Mário Soares era el candidato del aparato del PS y pretendía imponer el socialismo democrático a una izquierda derrotada por la fuerza unos años antes. Salgado Zenha, quien había sido el mejor amigo de Soares, era ahora el candidato de Ramalho Eanes, su mayor enemigo. Peor aún: tras recibir con entusiasmo el apoyo del PRD (el partido del entonces presidente de la República), aceptó el impulso del PCP, que retiró a su candidato, Ângelo Veloso. Estas cosas, como sabemos, cuestan dinero. Por lo tanto, si Salgado Zenha ganara, habría dos consecuencias inmediatas e inevitables, a pesar de haber sido fundamental en la derrota del totalitarismo de izquierda durante el proceso revolucionario: el PCP se instalaría en el Palacio de Belém y el PS cambiaría el soarismo por el eanismo. Finalmente, Maria de Lourdes Pintasilgo era la representante del romántico PREC. En aquel entonces, el Bloque de Izquierda aún no existía, pero en 2020 su periódico oficial escribió un panegírico en el que recordaba con cariño al «ingeniero de utopías» (disculpen: aunque las comillas ya lo indican, recalco enfáticamente que la expresión no es mía). Pintasilgo argumentó, ominosamente, que la integración europea no era el «gran diseño nacional» ni la «prioridad de las prioridades»; defendió, como es evidente, «la renegociación de la deuda externa»; y pretendió, poéticamente, formar «una República de ciudadanos». Si Soares perdía —y muy bien podría haber perdido—, la izquierda pasaría a estar dominada por fuerzas fascinadas por experiencias que terminaron en miseria y tragedia.

Este año, la historia no se repite, pero sí rima. El odio de algunos izquierdistas (y algunos del PS) hacia António José Seguro, igual que antes el odio de algunos izquierdistas (y algunos del PS) hacia Mário Soares, ha provocado un estancamiento. El nuevo líder socialista está paralizado, sin saber qué hacer, como un animal cegado por los faros de un coche a punto de atropellarlo. Y la retirada de Augusto Santos Silva, anunciada esta semana para dar paso a una candidatura "más integral, más fuerte y más unificadora", confirma una cosa: las viudas de António Costa prefieren rendirse al apoyo incondicional de Sampaio da Nóvoa, quien ha sido ascendido y aplaudido por el BE y Livre, que apoyar a un exsecretario general del PS. Muchas incluso admitirán, en el cómodo anonimato de las urnas, que ponen su cruz junto al candidato comunista António Filipe. Su trabajo se facilita. A diferencia de Álvaro Cunhal en 1986, ni siquiera necesitarán cubrirle la cara, considerando los elogios que la izquierda prodigó a António Filipe cuando ocupó temporalmente el cargo de presidente del Parlamento durante la crisis con la elección de Aguiar Branco el año pasado.
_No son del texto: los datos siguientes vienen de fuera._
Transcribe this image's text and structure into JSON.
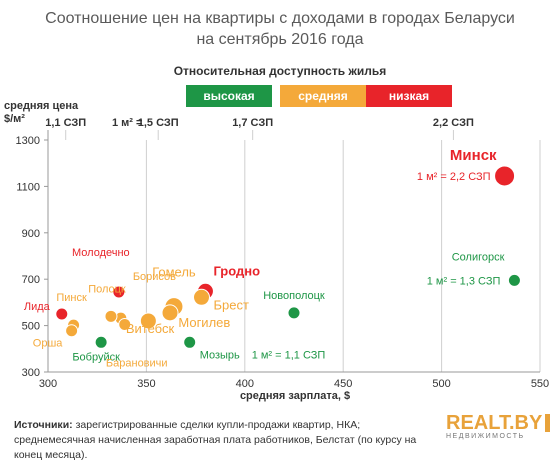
{
  "title_line1": "Соотношение цен на квартиры с доходами в городах Беларуси",
  "title_line2": "на сентябрь 2016 года",
  "legend": {
    "title": "Относительная доступность жилья",
    "items": [
      {
        "label": "высокая",
        "color": "#1e9646"
      },
      {
        "label": "средняя",
        "color": "#f4a93a"
      },
      {
        "label": "низкая",
        "color": "#e8242a"
      }
    ]
  },
  "ylabel_line1": "средняя цена",
  "ylabel_line2": "$/м²",
  "xlabel": "средняя зарплата, $",
  "ratio_ticks": {
    "prefix": "1 м² =",
    "items": [
      {
        "label": "1,1 СЗП",
        "x": 309
      },
      {
        "label": "1,5 СЗП",
        "x": 356
      },
      {
        "label": "1,7 СЗП",
        "x": 404
      },
      {
        "label": "2,2 СЗП",
        "x": 506
      }
    ]
  },
  "source_label": "Источники:",
  "source_text": "зарегистрированные сделки купли-продажи квартир, НКА; среднемесячная начисленная заработная плата работников, Белстат (по курсу на конец месяца).",
  "logo": {
    "main": "REALT.BY",
    "sub": "НЕДВИЖИМОСТЬ"
  },
  "chart_data": {
    "type": "scatter",
    "title": "Соотношение цен на квартиры с доходами в городах Беларуси на сентябрь 2016 года",
    "xlabel": "средняя зарплата, $",
    "ylabel": "средняя цена $/м²",
    "xlim": [
      300,
      550
    ],
    "ylim": [
      300,
      1300
    ],
    "x_ticks": [
      300,
      350,
      400,
      450,
      500,
      550
    ],
    "y_ticks": [
      300,
      500,
      700,
      900,
      1100,
      1300
    ],
    "grid": "vertical",
    "legend_position": "top-center",
    "points": [
      {
        "name": "Минск",
        "x": 532,
        "y": 1145,
        "category": "низкая",
        "note": "1 м² = 2,2 СЗП"
      },
      {
        "name": "Солигорск",
        "x": 537,
        "y": 695,
        "category": "высокая",
        "note": "1 м² = 1,3 СЗП"
      },
      {
        "name": "Новополоцк",
        "x": 425,
        "y": 555,
        "category": "высокая"
      },
      {
        "name": "Мозырь",
        "x": 372,
        "y": 428,
        "category": "высокая",
        "note": "1 м² = 1,1 СЗП"
      },
      {
        "name": "Бобруйск",
        "x": 327,
        "y": 428,
        "category": "высокая"
      },
      {
        "name": "Гродно",
        "x": 380,
        "y": 648,
        "category": "низкая"
      },
      {
        "name": "Молодечно",
        "x": 336,
        "y": 645,
        "category": "низкая"
      },
      {
        "name": "Лида",
        "x": 307,
        "y": 550,
        "category": "низкая"
      },
      {
        "name": "Брест",
        "x": 378,
        "y": 622,
        "category": "средняя"
      },
      {
        "name": "Гомель",
        "x": 364,
        "y": 582,
        "category": "средняя"
      },
      {
        "name": "Витебск",
        "x": 362,
        "y": 555,
        "category": "средняя"
      },
      {
        "name": "Могилев",
        "x": 351,
        "y": 520,
        "category": "средняя"
      },
      {
        "name": "Борисов",
        "x": 337,
        "y": 532,
        "category": "средняя"
      },
      {
        "name": "Полоцк",
        "x": 332,
        "y": 540,
        "category": "средняя"
      },
      {
        "name": "Барановичи",
        "x": 339,
        "y": 505,
        "category": "средняя"
      },
      {
        "name": "Пинск",
        "x": 313,
        "y": 502,
        "category": "средняя"
      },
      {
        "name": "Орша",
        "x": 312,
        "y": 478,
        "category": "средняя"
      }
    ]
  }
}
En 2022, los Costa devoraron al PCP y al BE para lograr la mayoría absoluta del PS. Ahora, son el BE y el PCP quienes devoran a los Costa, quienes prefieren anularse mutuamente antes que contribuir, con un solo voto, a dar aliento y fuerza a António José Seguro. Es la dulce venganza de la geringonça. La famosa frase también aplica en política: el pasado siempre regresa a toda velocidad.